November 1, 2013
My dear brothers and sisters in Christ,
In the pastoral life of the Church, the month of November has traditionally been designated as a special time to pray for our beloved dead. On November 2, the liturgical Commemoration of all the Faithful Departed, commonly known as All Souls’ Day, the Church exhorts her sons and daughters to pray for those souls who are in purgatory, undergoing a process of purification before they enter into the presence of our merciful and loving God where they will experience eternally the joy of heaven.
At the beginning of the month of All Souls, I would like to address in this pastoral letter a situation that is becoming all too frequent within the Catholic community. I refer to the growing practice of Catholic families of not providing their deceased family members with the Mass of Christian Burial. The funeral rites of the Church consist of three distinct parts: 1) the prayer vigil for the deceased (the wake), 2) the celebration of the Mass of Christian Burial (the Funeral Mass) and 3) the Rite of Committal. Of these three rites, the Church reminds us “the Mass, the memorial of Christ’s death and resurrection, is the principal celebration of the Christian funeral.”
In the Catholic tradition, the Mass is offered daily for both the living and the dead. When a member of the Catholic community dies, the Church, who is our Mother and Teacher, exhorts the remaining members of the Church, in particular the family members of the deceased, to gather to offer the Holy Eucharist for their beloved dead, thus commending the deceased to the merciful love of God and pleading for the forgiveness of his or her sins.
In recent times, we often hear the Mass of Christian Burial described, even by priests and deacons in their homilies, as “the celebration of the life” of the deceased person. Such a description is theologically inaccurate. The Mass of Christian Burial is the privileged time when we pray for our beloved dead, asking God to forgive his or her sins and to render a merciful judgment to our brother or sister who has gone before us marked with the sign of faith. It is through the Passion, death and Resurrection of Jesus Christ that sin and death have been definitively destroyed and that we who have been united to this redemptive mystery through faith and baptism have been given the hope of eternal glory in heaven.
The prayer vigil, however, is more fittingly the proper moment in the funeral rites to reflect on and remember the life and accomplishments of the deceased. In fact, it is becoming quite common for pictures of the deceased to be displayed at the wake and for familiar stories to be told about the deceased. This practice is commendable as an appropriate and respectful way of celebrating the life of the deceased.
It is true that God wills that all people to be saved and that none be lost (1Tim: 2:4). However, while we hope that all will enter into heaven after their death, we cannot presume that this is always the case. Therefore, it is one of the spiritual works of mercy to pray for the dead, most especially by offering the Holy Sacrifice of Mass, the Church’s most powerful and efficacious prayer, for their eternal repose.
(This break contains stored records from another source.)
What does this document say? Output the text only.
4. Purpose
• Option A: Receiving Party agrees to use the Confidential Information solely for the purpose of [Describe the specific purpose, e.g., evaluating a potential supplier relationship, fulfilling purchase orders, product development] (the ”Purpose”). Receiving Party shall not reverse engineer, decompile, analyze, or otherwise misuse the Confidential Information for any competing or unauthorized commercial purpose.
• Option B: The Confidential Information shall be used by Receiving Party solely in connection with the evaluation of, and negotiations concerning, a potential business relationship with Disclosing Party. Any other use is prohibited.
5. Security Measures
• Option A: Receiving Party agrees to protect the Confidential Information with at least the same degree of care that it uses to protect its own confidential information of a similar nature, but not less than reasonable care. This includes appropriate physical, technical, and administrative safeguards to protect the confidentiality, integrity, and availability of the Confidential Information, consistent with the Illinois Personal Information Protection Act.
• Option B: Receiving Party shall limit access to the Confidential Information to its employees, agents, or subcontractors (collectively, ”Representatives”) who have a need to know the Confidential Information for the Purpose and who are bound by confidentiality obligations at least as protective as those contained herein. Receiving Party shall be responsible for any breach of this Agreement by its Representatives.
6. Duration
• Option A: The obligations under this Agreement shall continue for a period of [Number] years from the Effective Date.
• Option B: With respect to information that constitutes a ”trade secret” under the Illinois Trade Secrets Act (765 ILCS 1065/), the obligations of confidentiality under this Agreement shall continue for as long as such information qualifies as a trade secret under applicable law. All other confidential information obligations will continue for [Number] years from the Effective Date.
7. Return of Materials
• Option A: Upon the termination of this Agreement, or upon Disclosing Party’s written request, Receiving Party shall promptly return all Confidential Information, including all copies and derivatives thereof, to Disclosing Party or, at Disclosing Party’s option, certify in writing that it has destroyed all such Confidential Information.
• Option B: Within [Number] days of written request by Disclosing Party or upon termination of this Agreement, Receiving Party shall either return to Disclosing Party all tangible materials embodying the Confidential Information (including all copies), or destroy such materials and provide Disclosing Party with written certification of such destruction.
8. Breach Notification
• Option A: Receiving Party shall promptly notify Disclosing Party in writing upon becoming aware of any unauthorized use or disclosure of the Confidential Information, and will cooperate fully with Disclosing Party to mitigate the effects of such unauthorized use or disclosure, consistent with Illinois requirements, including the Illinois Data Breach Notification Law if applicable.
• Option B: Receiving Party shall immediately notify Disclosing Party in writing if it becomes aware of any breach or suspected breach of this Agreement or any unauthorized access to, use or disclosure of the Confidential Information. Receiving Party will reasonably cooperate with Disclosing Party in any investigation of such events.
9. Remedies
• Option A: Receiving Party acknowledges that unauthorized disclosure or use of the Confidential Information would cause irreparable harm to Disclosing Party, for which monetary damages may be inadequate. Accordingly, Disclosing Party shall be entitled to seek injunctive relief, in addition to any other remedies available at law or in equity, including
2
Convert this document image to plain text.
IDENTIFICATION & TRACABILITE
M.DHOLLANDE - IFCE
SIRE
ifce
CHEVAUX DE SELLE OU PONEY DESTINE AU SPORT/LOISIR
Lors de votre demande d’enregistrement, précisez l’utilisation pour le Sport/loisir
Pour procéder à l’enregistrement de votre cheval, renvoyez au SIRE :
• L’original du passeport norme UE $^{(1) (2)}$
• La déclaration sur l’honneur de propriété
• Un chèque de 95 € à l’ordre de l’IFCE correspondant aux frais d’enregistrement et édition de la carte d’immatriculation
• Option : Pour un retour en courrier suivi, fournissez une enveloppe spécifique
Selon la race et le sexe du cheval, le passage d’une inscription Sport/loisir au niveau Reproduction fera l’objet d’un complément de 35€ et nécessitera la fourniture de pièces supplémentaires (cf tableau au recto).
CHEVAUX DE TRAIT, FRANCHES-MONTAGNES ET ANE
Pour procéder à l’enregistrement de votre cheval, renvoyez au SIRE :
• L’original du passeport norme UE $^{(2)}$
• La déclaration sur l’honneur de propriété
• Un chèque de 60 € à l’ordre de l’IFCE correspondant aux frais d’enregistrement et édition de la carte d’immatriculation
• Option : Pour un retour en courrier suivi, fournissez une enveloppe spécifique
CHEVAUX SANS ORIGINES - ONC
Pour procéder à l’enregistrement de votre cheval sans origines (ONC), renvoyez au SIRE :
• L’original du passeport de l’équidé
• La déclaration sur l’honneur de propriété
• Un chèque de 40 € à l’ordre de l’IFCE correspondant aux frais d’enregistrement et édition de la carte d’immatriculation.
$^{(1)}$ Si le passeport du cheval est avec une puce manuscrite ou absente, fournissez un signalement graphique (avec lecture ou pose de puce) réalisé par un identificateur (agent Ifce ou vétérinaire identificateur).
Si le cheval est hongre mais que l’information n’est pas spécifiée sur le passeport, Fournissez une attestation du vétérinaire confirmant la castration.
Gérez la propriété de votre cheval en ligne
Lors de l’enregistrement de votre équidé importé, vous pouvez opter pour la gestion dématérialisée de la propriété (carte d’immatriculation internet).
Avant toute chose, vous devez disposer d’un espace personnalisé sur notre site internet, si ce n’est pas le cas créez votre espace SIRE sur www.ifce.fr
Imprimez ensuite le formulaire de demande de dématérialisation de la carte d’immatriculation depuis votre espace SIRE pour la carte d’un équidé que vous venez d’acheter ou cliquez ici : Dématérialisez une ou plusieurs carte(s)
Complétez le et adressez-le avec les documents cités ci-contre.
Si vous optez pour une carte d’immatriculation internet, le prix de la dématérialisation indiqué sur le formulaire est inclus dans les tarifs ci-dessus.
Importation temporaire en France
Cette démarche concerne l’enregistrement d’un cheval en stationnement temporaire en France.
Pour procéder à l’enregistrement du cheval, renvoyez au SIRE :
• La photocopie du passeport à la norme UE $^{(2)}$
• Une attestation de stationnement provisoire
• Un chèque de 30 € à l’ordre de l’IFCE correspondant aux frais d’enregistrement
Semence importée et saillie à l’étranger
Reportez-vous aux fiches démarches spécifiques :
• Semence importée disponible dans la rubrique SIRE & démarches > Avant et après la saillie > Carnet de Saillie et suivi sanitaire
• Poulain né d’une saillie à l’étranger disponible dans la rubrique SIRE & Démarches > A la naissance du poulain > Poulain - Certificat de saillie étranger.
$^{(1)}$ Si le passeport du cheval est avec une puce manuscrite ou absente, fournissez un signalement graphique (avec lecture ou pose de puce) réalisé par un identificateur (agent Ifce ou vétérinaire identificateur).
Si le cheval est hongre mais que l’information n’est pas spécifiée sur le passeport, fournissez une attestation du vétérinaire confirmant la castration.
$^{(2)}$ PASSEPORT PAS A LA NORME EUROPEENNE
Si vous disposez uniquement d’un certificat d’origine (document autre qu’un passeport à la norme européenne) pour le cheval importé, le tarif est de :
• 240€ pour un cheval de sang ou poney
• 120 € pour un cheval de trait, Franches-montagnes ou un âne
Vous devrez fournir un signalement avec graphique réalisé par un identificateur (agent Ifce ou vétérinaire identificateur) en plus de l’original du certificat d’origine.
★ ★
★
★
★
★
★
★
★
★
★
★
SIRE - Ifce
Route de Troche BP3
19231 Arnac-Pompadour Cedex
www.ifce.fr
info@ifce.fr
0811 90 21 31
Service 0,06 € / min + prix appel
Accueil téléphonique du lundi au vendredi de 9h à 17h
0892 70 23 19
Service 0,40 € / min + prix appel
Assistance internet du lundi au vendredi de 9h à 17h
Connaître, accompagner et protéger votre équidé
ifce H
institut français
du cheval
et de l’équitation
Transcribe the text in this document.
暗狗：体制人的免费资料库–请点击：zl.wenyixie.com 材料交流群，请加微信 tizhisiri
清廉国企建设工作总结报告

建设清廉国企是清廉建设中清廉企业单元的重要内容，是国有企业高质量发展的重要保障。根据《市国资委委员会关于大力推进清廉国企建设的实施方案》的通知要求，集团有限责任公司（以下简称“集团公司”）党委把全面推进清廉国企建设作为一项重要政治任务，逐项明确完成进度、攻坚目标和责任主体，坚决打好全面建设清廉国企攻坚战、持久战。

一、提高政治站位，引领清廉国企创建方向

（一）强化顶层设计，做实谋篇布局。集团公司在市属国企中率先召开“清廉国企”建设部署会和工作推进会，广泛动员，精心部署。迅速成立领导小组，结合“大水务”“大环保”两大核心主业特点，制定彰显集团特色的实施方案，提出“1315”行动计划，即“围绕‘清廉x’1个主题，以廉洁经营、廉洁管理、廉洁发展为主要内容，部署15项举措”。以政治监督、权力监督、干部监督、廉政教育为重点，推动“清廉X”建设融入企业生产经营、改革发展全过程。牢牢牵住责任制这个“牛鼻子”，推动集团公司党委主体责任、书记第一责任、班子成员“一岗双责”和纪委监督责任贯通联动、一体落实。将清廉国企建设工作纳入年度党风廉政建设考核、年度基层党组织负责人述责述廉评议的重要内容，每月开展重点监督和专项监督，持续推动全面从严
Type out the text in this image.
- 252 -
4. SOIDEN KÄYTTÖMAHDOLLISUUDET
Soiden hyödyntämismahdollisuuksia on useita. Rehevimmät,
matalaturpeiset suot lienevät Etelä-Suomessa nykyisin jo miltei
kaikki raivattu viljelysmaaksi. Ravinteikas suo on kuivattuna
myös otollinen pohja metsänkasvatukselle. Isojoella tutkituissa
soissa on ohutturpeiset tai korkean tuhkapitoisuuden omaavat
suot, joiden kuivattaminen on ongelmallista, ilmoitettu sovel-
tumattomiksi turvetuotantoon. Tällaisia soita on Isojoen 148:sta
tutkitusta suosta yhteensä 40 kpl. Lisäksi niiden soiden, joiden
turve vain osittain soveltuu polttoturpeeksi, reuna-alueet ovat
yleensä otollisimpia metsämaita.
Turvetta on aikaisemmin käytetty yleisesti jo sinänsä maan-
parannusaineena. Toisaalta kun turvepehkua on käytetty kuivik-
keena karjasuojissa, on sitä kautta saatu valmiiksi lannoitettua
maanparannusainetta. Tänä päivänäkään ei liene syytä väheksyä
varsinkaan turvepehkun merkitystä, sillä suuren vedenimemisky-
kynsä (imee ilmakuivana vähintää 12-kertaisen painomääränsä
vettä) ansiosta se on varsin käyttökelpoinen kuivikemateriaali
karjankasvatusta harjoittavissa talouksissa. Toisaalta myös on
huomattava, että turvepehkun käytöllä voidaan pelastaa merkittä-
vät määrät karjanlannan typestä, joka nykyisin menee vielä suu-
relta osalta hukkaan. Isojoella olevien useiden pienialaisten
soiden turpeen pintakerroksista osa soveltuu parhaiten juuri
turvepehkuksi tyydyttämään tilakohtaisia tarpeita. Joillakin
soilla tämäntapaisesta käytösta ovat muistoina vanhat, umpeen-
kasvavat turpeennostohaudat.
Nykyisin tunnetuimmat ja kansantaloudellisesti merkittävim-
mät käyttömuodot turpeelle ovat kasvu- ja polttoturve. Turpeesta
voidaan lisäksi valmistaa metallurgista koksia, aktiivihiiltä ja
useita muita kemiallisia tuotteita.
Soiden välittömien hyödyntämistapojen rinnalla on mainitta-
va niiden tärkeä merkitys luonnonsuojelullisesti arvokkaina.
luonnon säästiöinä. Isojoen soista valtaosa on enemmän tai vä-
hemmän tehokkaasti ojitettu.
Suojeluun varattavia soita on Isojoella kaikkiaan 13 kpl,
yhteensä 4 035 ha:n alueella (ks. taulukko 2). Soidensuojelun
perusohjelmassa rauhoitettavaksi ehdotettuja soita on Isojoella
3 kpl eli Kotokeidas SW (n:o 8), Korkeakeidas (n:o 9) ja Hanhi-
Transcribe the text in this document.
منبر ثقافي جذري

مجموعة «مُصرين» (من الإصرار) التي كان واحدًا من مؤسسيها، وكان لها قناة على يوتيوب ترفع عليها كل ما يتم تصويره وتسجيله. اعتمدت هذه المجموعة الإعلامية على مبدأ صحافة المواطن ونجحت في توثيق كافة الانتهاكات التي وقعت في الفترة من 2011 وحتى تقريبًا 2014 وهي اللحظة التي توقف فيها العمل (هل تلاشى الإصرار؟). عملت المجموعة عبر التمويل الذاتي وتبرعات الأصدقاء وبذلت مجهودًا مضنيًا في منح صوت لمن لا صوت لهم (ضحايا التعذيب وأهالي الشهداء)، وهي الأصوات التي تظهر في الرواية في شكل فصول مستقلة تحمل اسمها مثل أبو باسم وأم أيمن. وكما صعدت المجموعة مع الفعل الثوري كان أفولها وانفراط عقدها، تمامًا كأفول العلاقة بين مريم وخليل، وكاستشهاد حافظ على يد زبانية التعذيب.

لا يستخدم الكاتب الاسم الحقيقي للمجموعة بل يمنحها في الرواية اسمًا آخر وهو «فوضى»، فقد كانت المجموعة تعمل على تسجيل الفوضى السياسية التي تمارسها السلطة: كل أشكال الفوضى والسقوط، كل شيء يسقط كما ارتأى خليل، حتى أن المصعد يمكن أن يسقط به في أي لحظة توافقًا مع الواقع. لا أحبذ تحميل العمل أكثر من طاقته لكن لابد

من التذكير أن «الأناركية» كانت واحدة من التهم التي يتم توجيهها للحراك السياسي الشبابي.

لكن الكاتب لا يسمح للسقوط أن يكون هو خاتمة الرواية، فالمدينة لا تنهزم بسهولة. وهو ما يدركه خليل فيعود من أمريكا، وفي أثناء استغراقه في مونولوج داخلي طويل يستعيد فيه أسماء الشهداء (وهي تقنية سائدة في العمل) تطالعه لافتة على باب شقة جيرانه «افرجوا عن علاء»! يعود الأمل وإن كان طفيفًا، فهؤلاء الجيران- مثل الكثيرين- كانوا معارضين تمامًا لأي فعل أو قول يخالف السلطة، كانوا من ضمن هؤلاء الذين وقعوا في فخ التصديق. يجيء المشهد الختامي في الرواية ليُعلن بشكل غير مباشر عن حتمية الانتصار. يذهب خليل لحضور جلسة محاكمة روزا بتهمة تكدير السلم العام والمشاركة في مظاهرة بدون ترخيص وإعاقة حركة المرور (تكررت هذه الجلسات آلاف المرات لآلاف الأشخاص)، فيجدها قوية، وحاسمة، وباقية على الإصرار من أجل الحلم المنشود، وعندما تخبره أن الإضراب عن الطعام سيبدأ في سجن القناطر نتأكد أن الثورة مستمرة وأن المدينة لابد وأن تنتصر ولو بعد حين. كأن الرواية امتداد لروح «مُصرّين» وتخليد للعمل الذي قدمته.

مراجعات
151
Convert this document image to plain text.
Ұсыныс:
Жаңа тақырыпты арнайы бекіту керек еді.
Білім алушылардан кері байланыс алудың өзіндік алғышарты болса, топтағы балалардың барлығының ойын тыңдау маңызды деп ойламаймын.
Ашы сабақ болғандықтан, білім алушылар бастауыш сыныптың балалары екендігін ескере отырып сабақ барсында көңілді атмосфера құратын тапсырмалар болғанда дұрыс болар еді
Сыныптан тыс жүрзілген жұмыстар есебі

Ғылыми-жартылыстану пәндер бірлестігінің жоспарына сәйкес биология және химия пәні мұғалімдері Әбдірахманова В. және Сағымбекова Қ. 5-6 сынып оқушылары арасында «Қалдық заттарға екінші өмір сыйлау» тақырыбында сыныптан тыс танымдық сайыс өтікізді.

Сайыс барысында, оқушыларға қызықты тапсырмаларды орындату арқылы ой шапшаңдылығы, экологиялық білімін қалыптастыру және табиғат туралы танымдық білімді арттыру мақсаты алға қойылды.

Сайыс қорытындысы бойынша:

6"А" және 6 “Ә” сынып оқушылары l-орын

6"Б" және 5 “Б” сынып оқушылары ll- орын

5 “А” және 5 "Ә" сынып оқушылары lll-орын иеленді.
Not to have the Mass of Christian Burial offered for our beloved deceased family members, especially someone for whom attendance at Mass had been an integral part of his or her life as a practicing Catholic, is to deny that person a source of healing and forgiving grace.
During this month of All Souls, I would urge the Catholic faithful of the Diocese of Worcester to reflect seriously on our spiritual solidarity and care for our beloved dead. An ancient teaching of the Church which we profess in the Apostles Creed is the communion of saints. On the day of our baptism, we are individually united to the person of Christ and enter sacramentally into his redeeming death and Resurrection. Indeed, in the water of baptism we die with Christ so as to rise with him to new life. By being united to Christ, we are also united through him to all those who are members of his Body, the Church. In this way, the communion of saints is established and this communion lasts for both time and eternity. Because of the communion of saints, our prayers for the dead can be spiritually beneficial for those who are in purgatory.
My fervent hope is that this month of November dedicated to the souls in purgatory will provide a time for us to retrieve a venerable practice of praying for our beloved dead. This prayer can be a significant source of consolation and hope for the living as well as a source of spiritual benefit for the dead. In this spirit, I conclude with the words of a prayer that has been recited for centuries as a profession of faith in the mercy of God and our common hope of sharing in the peace of the Risen Christ forever.
“Eternal rest grant unto them, O Lord, and let perpetual light shine upon them. May they rest in peace. May their souls and all the souls of the faithful departed through the mercy of God rest in peace. Amen.”